Ce n’était pas cela la priorité. Mais, c’est une question cruciale. On ne peut pas ne pas en parler. Surtout que même au cours de cette table-ronde, nécessairement, la violation de l’Accord d’Arusha implique aussi l’organisation du processus électoral.

La Constitution de 2018 qui est une des conséquences de la crise de 2015 a enfreint certaines règles qui pourraient crédibiliser le processus électoral du Burundi.

Si jamais on arrive à un accord pour que le processus électoral soit le plus crédible possible, puisse être le plus inclusif, démocratique, paisible, cela servira encore une fois un intérêt évident du peuple. Si l’Accord d’Arusha est mis en œuvre, que le processus électoral est organisé en tenant compte de toutes les normes et standards internationaux, nous sommes convaincus que les deux voies peuvent amener le Burundi à sa juste orientation.

Concrètement…

Elles peuvent apporter la paix durable, la réconciliation et les autres aspects dont le pays a besoin. Si quelqu’un dirige le pays en étant sûr de lui-même, en sachant qu’il ne doit de compte à personne, il va organiser un hold-up électoral, la notion de redevabilité n’est plus sa préoccupation. Mais s’il dirige un pays en sachant que vous êtes là grâce à la confiance que le peuple a placée en vous, vous êtes redevables envers ce dernier.

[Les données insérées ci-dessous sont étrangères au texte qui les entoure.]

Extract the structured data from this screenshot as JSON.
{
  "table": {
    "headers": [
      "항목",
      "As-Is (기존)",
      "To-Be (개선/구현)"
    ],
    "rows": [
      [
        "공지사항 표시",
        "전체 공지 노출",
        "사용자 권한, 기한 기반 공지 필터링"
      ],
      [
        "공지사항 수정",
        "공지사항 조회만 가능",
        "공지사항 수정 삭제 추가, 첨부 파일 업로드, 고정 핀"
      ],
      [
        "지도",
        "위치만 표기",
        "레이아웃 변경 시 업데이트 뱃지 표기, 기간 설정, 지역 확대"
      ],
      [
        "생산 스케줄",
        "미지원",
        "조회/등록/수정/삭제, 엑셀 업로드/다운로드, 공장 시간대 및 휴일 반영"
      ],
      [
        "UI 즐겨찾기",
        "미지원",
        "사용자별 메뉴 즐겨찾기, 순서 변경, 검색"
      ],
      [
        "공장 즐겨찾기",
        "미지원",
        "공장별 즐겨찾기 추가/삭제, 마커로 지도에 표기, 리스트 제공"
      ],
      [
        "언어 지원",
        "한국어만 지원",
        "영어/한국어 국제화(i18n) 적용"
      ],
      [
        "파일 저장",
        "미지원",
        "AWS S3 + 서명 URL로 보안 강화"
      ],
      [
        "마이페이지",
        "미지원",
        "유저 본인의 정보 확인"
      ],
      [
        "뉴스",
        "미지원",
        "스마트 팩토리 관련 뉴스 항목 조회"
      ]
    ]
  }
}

Votre message au président de la République ?

Le président de la République n’a jamais déclaré qu’il est contre l’Accord d’Arusha. Le clin d’œil, c’est de prendre cette brèche de la résolution du Conseil de sécurité des Nations Unies, c’est aussi de prendre l’opportunité que lui a offerte cet arrêt de la cour de justice de l’EAC pour revenir sur les conséquences de la crise inhérente au 3e mandat pour que finalement il apporte des solutions à pas mal de défis.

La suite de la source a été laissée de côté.